Stars Ellar Coltrane, Patricia Arquette, Lorelei Linklater, Ethan Hawke.
Director Richard Linklater’s Boyhood will be remembered more as an audacious cinematic experiment than for its narrative qualities.
Linklater famously shot the film over a 12-year time span, filming his actors a few days each year to chart the evolution of a family. At the center is actor Ellar Coltrane, first cast to play Mason when he was 7 years old and tracked as he drifts through school and eventually goes off to college. The story also captures the changes in Mason’s whole family, as he and his sister (played by Lorelei Linklater, the director’s daughter) are raised by their single mother (Patricia Arquette, an Oscar favorite for her supporting performance), with occasional visits from their father (Ethan Hawke).
There’s nothing flashy in Linklater’s approach. Each segment offers a snapshot of this family at a particular place and time. Mom keeps moving the family all around Texas in search of a better life, constantly attaching herself to a series of alcoholic companions.
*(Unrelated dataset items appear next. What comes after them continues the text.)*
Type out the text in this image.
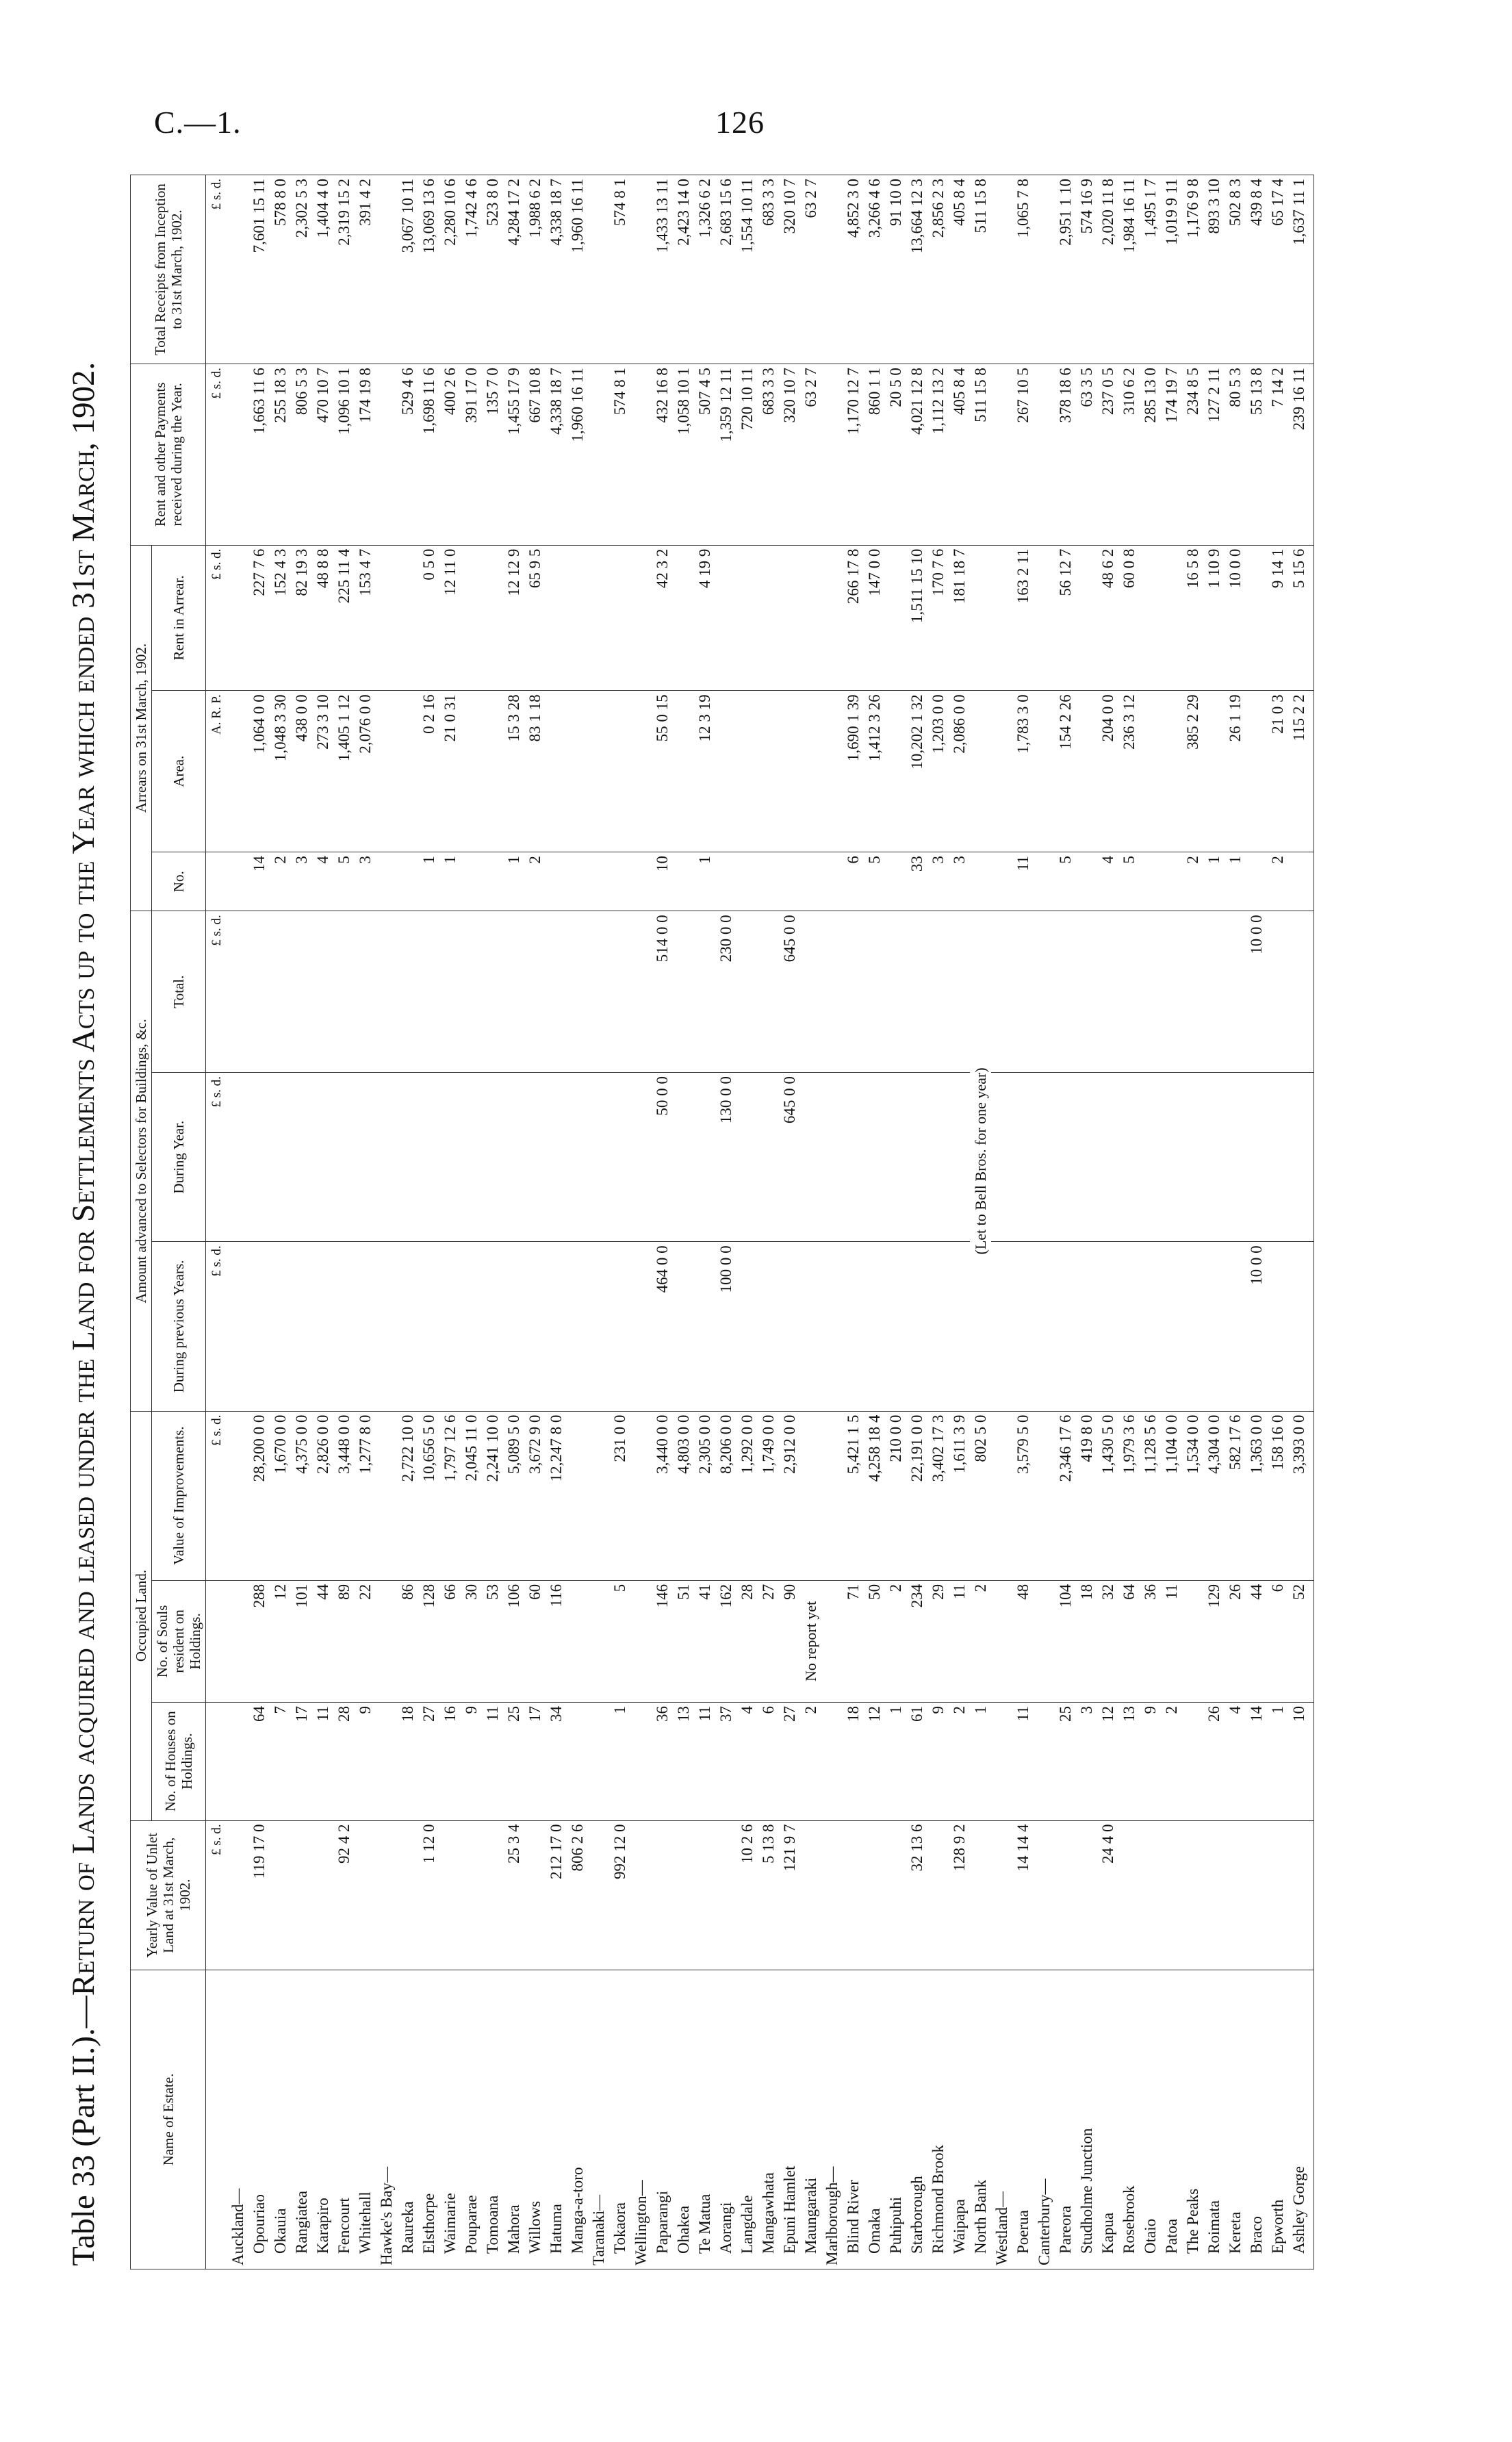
C.—1.	126
Table 33 (Part II.).—Return of Lands acquired and leased under the Land for Settlements Acts up to the Year which ended 31st March, 1902.
Name of Estate.	Yearly Value of Unlet Land at 31st March, 1902.	Occupied Land.			Amount advanced to Selectors for Buildings, &c.			Arrears on 31st March, 1902.			Rent and other Payments received during the Year.	Total Receipts from Inception to 31st March, 1902.
		No. of Houses on Holdings.	No. of Souls resident on Holdings.	Value of Improvements.	During previous Years.	During Year.	Total.	No.	Area.	Rent in Arrear.		

	£ s. d.			£ s. d.	£ s. d.	£ s. d.	£ s. d.		A. R. P.	£ s. d.	£ s. d.	£ s. d.
Auckland—												
Opouriao	119 17 0	64	288	28,200 0 0				14	1,064 0 0	227 7 6	1,663 11 6	7,601 15 11
Okauia		7	12	1,670 0 0				2	1,048 3 30	152 4 3	255 18 3	578 8 0
Rangiatea		17	101	4,375 0 0				3	438 0 0	82 19 3	806 5 3	2,302 5 3
Karapiro		11	44	2,826 0 0				4	273 3 10	48 8 8	470 10 7	1,404 4 0
Fencourt	92 4 2	28	89	3,448 0 0				5	1,405 1 12	225 11 4	1,096 10 1	2,319 15 2
Whitehall		9	22	1,277 8 0				3	2,076 0 0	153 4 7	174 19 8	391 4 2
Hawke's Bay—												
Raureka		18	86	2,722 10 0							529 4 6	3,067 10 11
Elsthorpe	1 12 0	27	128	10,656 5 0				1	0 2 16	0 5 0	1,698 11 6	13,069 13 6
Waimarie		16	66	1,797 12 6				1	21 0 31	12 11 0	400 2 6	2,280 10 6
Pouparae		9	30	2,045 11 0							391 17 0	1,742 4 6
Tomoana		11	53	2,241 10 0							135 7 0	523 8 0
Mahora	25 3 4	25	106	5,089 5 0				1	15 3 28	12 12 9	1,455 17 9	4,284 17 2
Willows		17	60	3,672 9 0				2	83 1 18	65 9 5	667 10 8	1,988 6 2
Hatuma	212 17 0	34	116	12,247 8 0							4,338 18 7	4,338 18 7
Manga-a-toro	806 2 6										1,960 16 11	1,960 16 11
Taranaki—												
Tokaora	992 12 0	1	5	231 0 0							574 8 1	574 8 1
Wellington—												
Paparangi		36	146	3,440 0 0	464 0 0	50 0 0	514 0 0	10	55 0 15	42 3 2	432 16 8	1,433 13 11
Ohakea		13	51	4,803 0 0							1,058 10 1	2,423 14 0
Te Matua		11	41	2,305 0 0				1	12 3 19	4 19 9	507 4 5	1,326 6 2
Aorangi		37	162	8,206 0 0	100 0 0	130 0 0	230 0 0				1,359 12 11	2,683 15 6
Langdale	10 2 6	4	28	1,292 0 0							720 10 11	1,554 10 11
Mangawhata	5 13 8	6	27	1,749 0 0							683 3 3	683 3 3
Epuni Hamlet	121 9 7	27	90	2,912 0 0		645 0 0	645 0 0				320 10 7	320 10 7
Maungaraki		2	No report yet								63 2 7	63 2 7
Marlborough—												
Blind River		18	71	5,421 1 5				6	1,690 1 39	266 17 8	1,170 12 7	4,852 3 0
Omaka		12	50	4,258 18 4				5	1,412 3 26	147 0 0	860 1 1	3,266 4 6
Puhipuhi		1	2	210 0 0							20 5 0	91 10 0
Starborough	32 13 6	61	234	22,191 0 0				33	10,202 1 32	1,511 15 10	4,021 12 8	13,664 12 3
Richmond Brook		9	29	3,402 17 3				3	1,203 0 0	170 7 6	1,112 13 2	2,856 2 3
Waipapa	128 9 2	2	11	1,611 3 9				3	2,086 0 0	181 18 7	405 8 4	405 8 4
North Bank		1	2	802 5 0	(Let to Bell Bros. for one year)						511 15 8	511 15 8
Westland—												
Poerua	14 14 4	11	48	3,579 5 0				11	1,783 3 0	163 2 11	267 10 5	1,065 7 8
Canterbury—												
Pareora		25	104	2,346 17 6				5	154 2 26	56 12 7	378 18 6	2,951 1 10
Studholme Junction		3	18	419 8 0							63 3 5	574 16 9
Kapua	24 4 0	12	32	1,430 5 0				4	204 0 0	48 6 2	237 0 5	2,020 11 8
Rosebrook		13	64	1,979 3 6				5	236 3 12	60 0 8	310 6 2	1,984 16 11
Otaio		9	36	1,128 5 6							285 13 0	1,495 1 7
Patoa		2	11	1,104 0 0							174 19 7	1,019 9 11
The Peaks				1,534 0 0				2	385 2 29	16 5 8	234 8 5	1,176 9 8
Roimata		26	129	4,304 0 0				1		1 10 9	127 2 11	893 3 10
Kereta		4	26	582 17 6				1	26 1 19	10 0 0	80 5 3	502 8 3
Braco		14	44	1,363 0 0	10 0 0		10 0 0				55 13 8	439 8 4
Epworth		1	6	158 16 0				2	21 0 3	9 14 1	7 14 2	65 17 4
Ashley Gorge		10	52	3,393 0 0					115 2 2	5 15 6	239 16 11	1,637 11 1
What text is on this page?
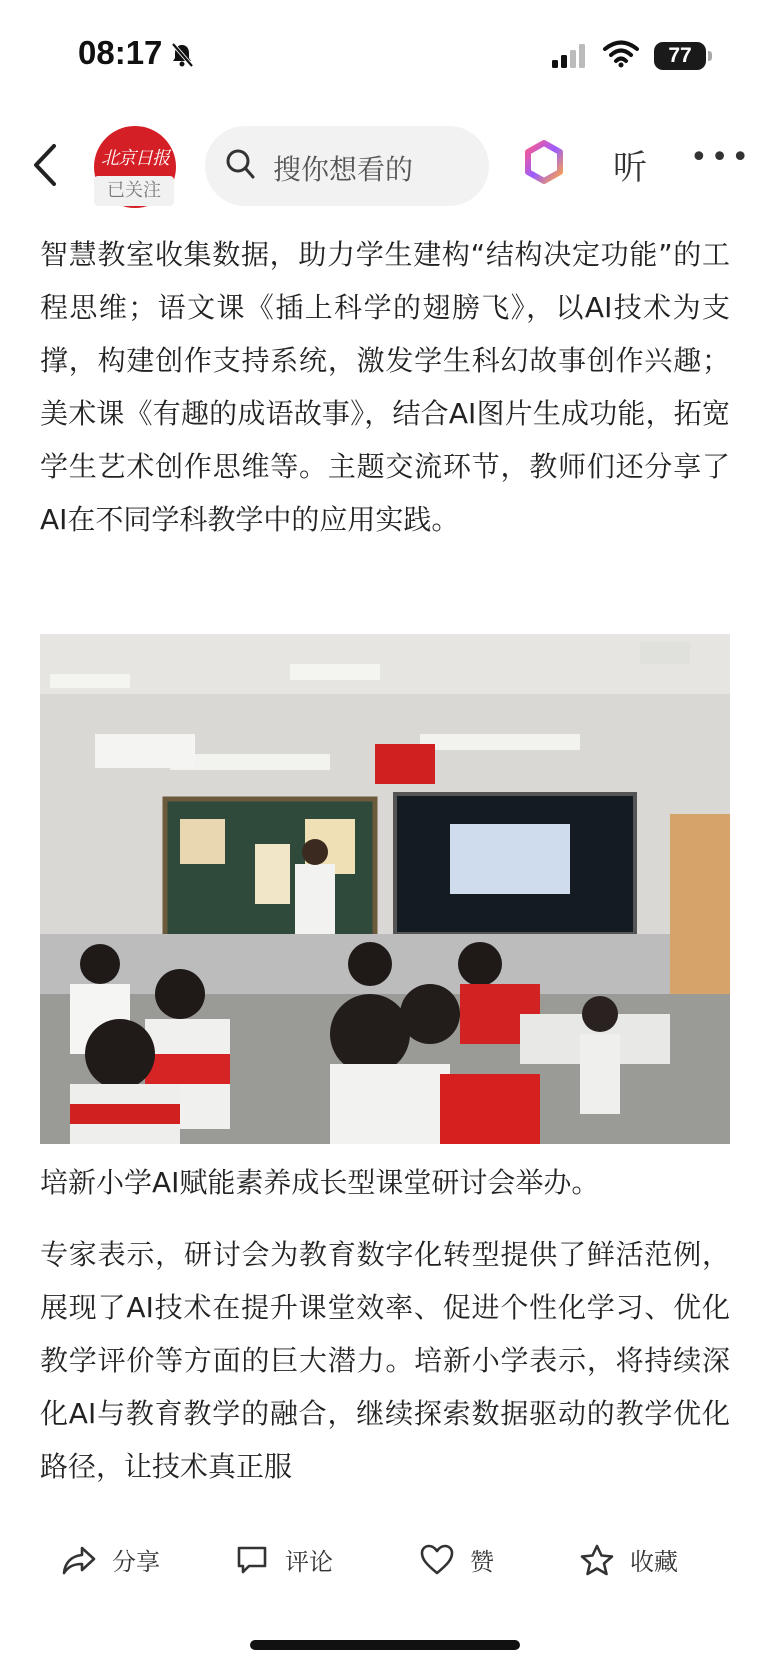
08:17	77
北京日报
已关注
搜你想看的	听 •••

智慧教室收集数据，助力学生建构“结构决定功能”的工程思维；语文课《插上科学的翅膀飞》，以AI技术为支撑，构建创作支持系统，激发学生科幻故事创作兴趣；美术课《有趣的成语故事》，结合AI图片生成功能，拓宽学生艺术创作思维等。主题交流环节，教师们还分享了AI在不同学科教学中的应用实践。

培新小学AI赋能素养成长型课堂研讨会举办。

专家表示，研讨会为教育数字化转型提供了鲜活范例，展现了AI技术在提升课堂效率、促进个性化学习、优化教学评价等方面的巨大潜力。培新小学表示，将持续深化AI与教育教学的融合，继续探索数据驱动的教学优化路径，让技术真正服

分享	评论	赞	收藏
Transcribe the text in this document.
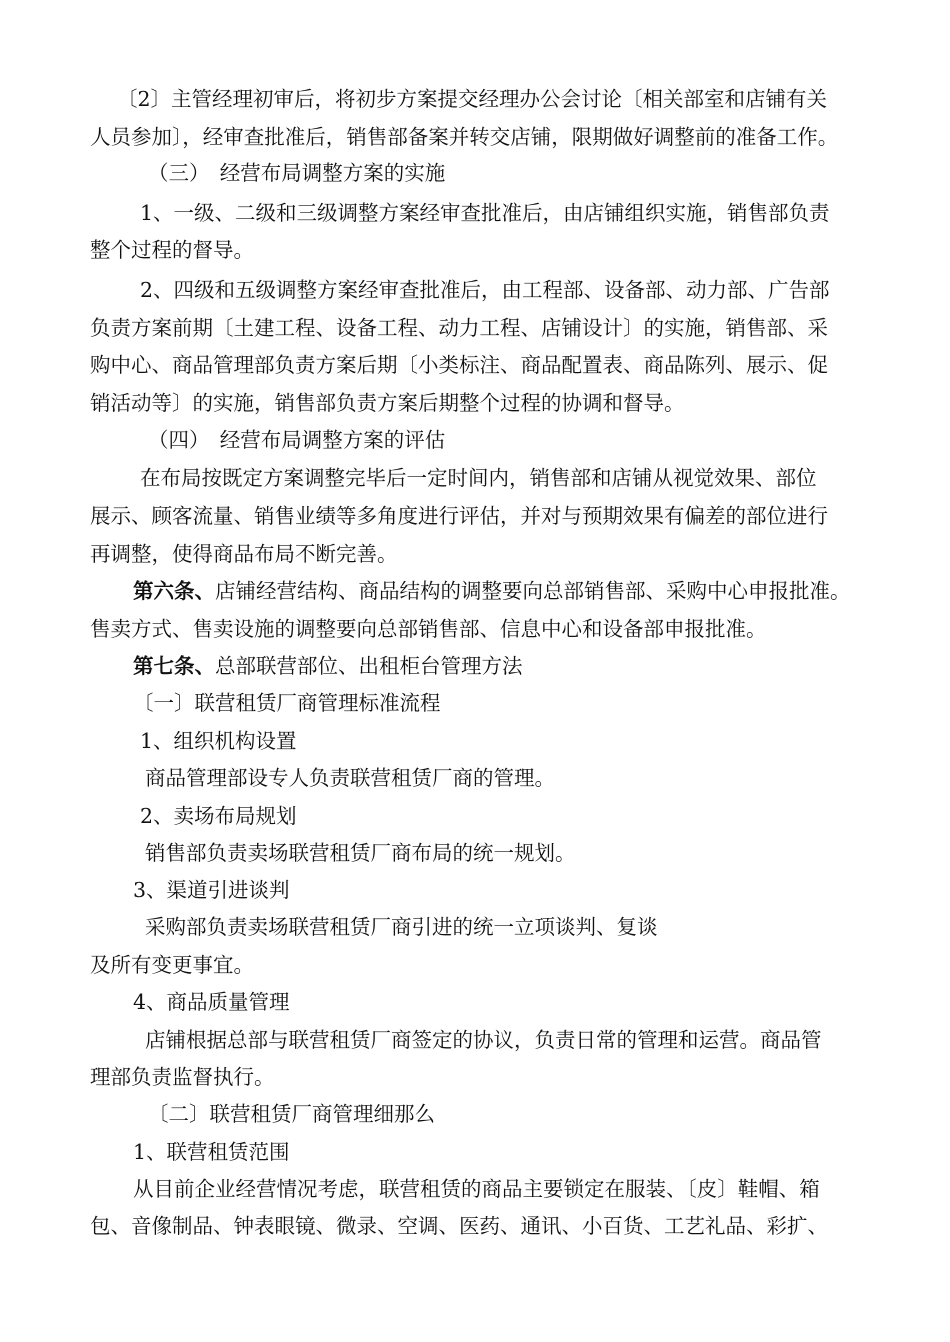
〔2〕主管经理初审后，将初步方案提交经理办公会讨论〔相关部室和店铺有关

人员参加〕，经审查批准后，销售部备案并转交店铺，限期做好调整前的准备工作。

（三）　经营布局调整方案的实施

1、一级、二级和三级调整方案经审查批准后，由店铺组织实施，销售部负责

整个过程的督导。

2、四级和五级调整方案经审查批准后，由工程部、设备部、动力部、广告部

负责方案前期〔土建工程、设备工程、动力工程、店铺设计〕的实施，销售部、采

购中心、商品管理部负责方案后期〔小类标注、商品配置表、商品陈列、展示、促

销活动等〕的实施，销售部负责方案后期整个过程的协调和督导。

（四）　经营布局调整方案的评估

在布局按既定方案调整完毕后一定时间内，销售部和店铺从视觉效果、部位

展示、顾客流量、销售业绩等多角度进行评估，并对与预期效果有偏差的部位进行

再调整，使得商品布局不断完善。

第六条、店铺经营结构、商品结构的调整要向总部销售部、采购中心申报批准。

售卖方式、售卖设施的调整要向总部销售部、信息中心和设备部申报批准。

第七条、总部联营部位、出租柜台管理方法

〔一〕联营租赁厂商管理标准流程

1、组织机构设置

商品管理部设专人负责联营租赁厂商的管理。

2、卖场布局规划

销售部负责卖场联营租赁厂商布局的统一规划。

3、渠道引进谈判

采购部负责卖场联营租赁厂商引进的统一立项谈判、复谈

及所有变更事宜。

4、商品质量管理

店铺根据总部与联营租赁厂商签定的协议，负责日常的管理和运营。商品管

理部负责监督执行。

〔二〕联营租赁厂商管理细那么

1、联营租赁范围

从目前企业经营情况考虑，联营租赁的商品主要锁定在服装、〔皮〕鞋帽、箱

包、音像制品、钟表眼镜、微录、空调、医药、通讯、小百货、工艺礼品、彩扩、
Dad still has some growing up to do, but eventually starts to figure it out. As Arquette is prone to point out several times in the extras, this is a film about those moments that populate a life in between the landmark events.
There are no obvious cuts to call attention to the time shifts, just characters growing, hairstyles changing and relationships evolving. The actors aren’t trying to stand out so much as give honest, naturalistic performances, and they succeed marvelously in crafting a lyrical film that anyone can relate to.
The only drawback to this approach is that the film sets up story threads or situations that fade away as the years go by, which to the film’s credit mirrors how things work in real life sometimes. But it also misses an opportunity to reflect on how things have changed over the years and to give the film a clearer narrative arc.
For example, some of the earlier scenes, obviously filmed around 2005, offer the kids referencing Star Wars: Episode III, which picks up later when the father asks his son if he thinks they’ll ever make another “Star Wars” movie, a line that was supposedly ad-libbed. Then “Star Wars” is never mentioned again, leaving no chance for the characters to react to the news Episode VII is on the way.
Interestingly, the film was saddled with the title Boyhood, which was one of the working titles, as a result of circumstance. Linklater admits that, since the film is looking at the whole family, Boyhood isn’t that precise a title. He wanted to give it the broader title of 12 Years, but had to settle on Boyhood to avoid confusion with 12 Years a Slave, which had just come out as Linklater was wrapping up this one.
The Blu-ray is otherwise sparse on extras, with just a 20-minute featurette about the making of the film and an hourlong Q&A with Linklater and the cast filmed at a theatrical screening in 2014. The Q&A consists primarily of everyone passing around praise for each other, but the featurette is interesting mostly for the interviews of everyone’s younger selves wondering how the project will turn out.